I look back at mine once in a while and think of how those plans would have failed or what made them good but not great. Some of them were good ideas that just don't fit Yet.

Every project will take longer than you think and you'll change your mind a lot once you've started. Make a "dream list" of projects to complete each year. Expect to complete a few of those projects because issues will arise and you'll have "do-over's". Life happens and things get put off from time to time. That's ok, don't let it discourage you. I started digging a swale to divert water from my house to the pond last October. It should have taken a few days but bad weather and bad timing on my part made it take much longer. The ground froze before it was done and I had to wait til May this year to finish it.

Expect failures: Especially on "new" land, there will be things you simply don't understand about the terrain. Be sure to observe everything for a full year before making drastic changes if possible. You may not see a creek now, but one could pop up in a awkward place if you're not careful. Spring thaw and occasional heavy downpours of rain may surprise you with a pond in a place you don't want one. Usually the basement.

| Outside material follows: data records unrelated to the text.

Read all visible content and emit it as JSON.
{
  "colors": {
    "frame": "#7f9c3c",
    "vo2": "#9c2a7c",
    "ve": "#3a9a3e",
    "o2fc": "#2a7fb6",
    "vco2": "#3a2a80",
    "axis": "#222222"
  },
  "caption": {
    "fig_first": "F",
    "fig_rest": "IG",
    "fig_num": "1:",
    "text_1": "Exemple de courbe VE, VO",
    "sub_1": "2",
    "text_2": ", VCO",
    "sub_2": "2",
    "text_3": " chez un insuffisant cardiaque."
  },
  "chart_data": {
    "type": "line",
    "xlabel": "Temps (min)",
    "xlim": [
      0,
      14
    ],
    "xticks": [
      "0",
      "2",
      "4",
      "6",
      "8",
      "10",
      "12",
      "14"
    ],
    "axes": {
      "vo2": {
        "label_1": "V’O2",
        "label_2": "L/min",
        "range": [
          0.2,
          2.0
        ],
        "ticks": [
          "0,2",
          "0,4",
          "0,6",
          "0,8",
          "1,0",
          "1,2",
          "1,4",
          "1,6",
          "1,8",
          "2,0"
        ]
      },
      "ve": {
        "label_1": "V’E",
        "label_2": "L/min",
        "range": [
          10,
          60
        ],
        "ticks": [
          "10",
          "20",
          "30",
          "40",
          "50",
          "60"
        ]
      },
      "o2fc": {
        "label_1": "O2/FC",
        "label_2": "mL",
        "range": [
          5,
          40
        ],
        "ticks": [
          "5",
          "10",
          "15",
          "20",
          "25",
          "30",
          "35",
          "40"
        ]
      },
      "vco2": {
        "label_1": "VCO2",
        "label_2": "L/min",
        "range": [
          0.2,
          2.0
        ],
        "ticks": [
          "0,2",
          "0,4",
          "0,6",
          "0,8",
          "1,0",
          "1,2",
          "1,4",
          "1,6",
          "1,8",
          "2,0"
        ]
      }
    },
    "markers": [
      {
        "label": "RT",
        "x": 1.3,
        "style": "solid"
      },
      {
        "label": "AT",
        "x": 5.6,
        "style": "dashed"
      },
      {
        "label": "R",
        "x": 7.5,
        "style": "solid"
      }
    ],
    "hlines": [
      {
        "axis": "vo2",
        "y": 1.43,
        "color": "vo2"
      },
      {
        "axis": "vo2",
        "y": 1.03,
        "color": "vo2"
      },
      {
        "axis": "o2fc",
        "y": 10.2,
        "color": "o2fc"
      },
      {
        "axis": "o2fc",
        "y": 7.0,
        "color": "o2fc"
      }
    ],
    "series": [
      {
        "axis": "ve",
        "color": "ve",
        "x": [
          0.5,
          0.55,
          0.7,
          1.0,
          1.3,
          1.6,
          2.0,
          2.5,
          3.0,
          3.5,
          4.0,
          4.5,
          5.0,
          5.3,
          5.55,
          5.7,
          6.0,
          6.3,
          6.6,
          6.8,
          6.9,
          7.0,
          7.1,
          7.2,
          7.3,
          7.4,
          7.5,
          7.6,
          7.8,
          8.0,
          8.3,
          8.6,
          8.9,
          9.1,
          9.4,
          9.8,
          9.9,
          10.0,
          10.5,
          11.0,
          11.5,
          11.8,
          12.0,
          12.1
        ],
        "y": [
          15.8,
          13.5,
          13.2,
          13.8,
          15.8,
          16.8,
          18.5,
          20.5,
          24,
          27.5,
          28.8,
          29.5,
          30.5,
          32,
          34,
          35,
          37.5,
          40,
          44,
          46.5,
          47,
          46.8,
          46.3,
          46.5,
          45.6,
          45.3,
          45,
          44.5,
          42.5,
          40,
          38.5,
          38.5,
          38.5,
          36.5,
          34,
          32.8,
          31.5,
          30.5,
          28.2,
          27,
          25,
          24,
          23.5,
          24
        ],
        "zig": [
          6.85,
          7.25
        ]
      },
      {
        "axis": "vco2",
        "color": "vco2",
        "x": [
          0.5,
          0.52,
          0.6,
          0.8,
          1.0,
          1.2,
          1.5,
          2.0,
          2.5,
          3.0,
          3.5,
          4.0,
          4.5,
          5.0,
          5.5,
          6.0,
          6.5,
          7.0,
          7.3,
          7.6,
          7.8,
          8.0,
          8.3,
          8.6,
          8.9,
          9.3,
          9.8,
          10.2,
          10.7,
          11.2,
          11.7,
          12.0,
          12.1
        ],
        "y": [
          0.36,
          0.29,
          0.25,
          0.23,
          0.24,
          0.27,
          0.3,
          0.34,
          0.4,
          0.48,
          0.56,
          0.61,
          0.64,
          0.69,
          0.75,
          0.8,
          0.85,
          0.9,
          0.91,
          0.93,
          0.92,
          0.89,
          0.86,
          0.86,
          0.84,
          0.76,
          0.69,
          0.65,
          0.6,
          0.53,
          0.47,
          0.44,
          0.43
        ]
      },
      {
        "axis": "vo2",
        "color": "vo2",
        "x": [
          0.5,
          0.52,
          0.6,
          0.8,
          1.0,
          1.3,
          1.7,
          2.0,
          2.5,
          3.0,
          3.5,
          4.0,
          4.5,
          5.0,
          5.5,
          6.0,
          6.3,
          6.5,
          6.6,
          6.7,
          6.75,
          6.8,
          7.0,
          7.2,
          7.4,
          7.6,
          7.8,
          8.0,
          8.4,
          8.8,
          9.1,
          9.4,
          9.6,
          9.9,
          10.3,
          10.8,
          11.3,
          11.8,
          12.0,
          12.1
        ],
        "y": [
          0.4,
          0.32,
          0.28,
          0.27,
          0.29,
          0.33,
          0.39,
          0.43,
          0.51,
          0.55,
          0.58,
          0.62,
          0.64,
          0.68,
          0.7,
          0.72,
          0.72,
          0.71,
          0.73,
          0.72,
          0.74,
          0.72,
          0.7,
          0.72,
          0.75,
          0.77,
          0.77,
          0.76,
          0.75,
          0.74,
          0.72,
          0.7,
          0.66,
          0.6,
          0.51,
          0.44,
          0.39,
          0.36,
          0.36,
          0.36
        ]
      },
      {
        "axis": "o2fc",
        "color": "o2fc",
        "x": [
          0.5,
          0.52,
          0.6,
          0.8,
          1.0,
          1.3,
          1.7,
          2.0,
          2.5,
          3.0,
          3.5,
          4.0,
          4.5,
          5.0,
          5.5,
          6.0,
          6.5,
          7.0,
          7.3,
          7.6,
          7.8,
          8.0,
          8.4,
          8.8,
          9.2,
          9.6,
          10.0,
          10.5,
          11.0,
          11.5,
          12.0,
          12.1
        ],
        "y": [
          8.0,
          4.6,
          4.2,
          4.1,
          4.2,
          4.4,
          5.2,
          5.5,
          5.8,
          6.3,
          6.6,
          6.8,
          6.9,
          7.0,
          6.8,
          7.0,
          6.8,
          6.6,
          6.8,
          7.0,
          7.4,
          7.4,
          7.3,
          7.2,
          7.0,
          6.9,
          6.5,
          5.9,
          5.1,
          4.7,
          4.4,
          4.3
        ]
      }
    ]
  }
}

Start small-ish: It's better to have a small garden you can manage, than a huge one you can't. It will take time to learn your soil and make the needed changes. Until then, only take on a reasonable work load as you'll likely have to pay closer attention to things until they establish themselves and you establish yourself. If you attempt a huge garden, animals, canning, knitting and a solar array in one year, you may pull it off, but likely you will struggle and something will suffer (usually you). I think this is where most people lose their enthusiasm for permaculture. Weeds, bugs, rain, heat-waves, chicken fights, sour milk... all easy to fix on their own, but no fun when it all happens in one week. Slow and steady wins the race. You'll get there, don't rush.

Smile: Despite all the trouble and headache, when the first year is over, you'll be able to look back and recount your accomplishments and failures. They are all valuable teaching tools. Learn what you can then plan for the next year.

If you're going to make investments in tools, BUY GOOD TOOLS! I bought a rake for ten bucks, used it for about 20 seconds, then hung it up. It sucked! Now I have a good rake that's a joy to work with. It was much more expensive... a whopping forty bucks. Incidentally, I cut the handle off of the crappy rake and replaced it with a tree branch I cut last year. Works much better now but still not great.

On tools: Don't buy anything that you can rent for cheaper. I wanted to buy a tiller when I first moved here 5 years ago. My wife convinced me to rent one first to see how it handled the terrain. I rented one from the local hardware store for sixty dollars and used it for two days. I haven't had to till anything since. Good thing I didn't blow five hundred dollars to buy my own.

So I hope this doesn't come off and being a "downer". Permaculture IS GREAT and when you get going, it's hard to stop. I hope the things I mentioned above, help you to avoid some common first errors and make your transition to permaculture an enjoyable one.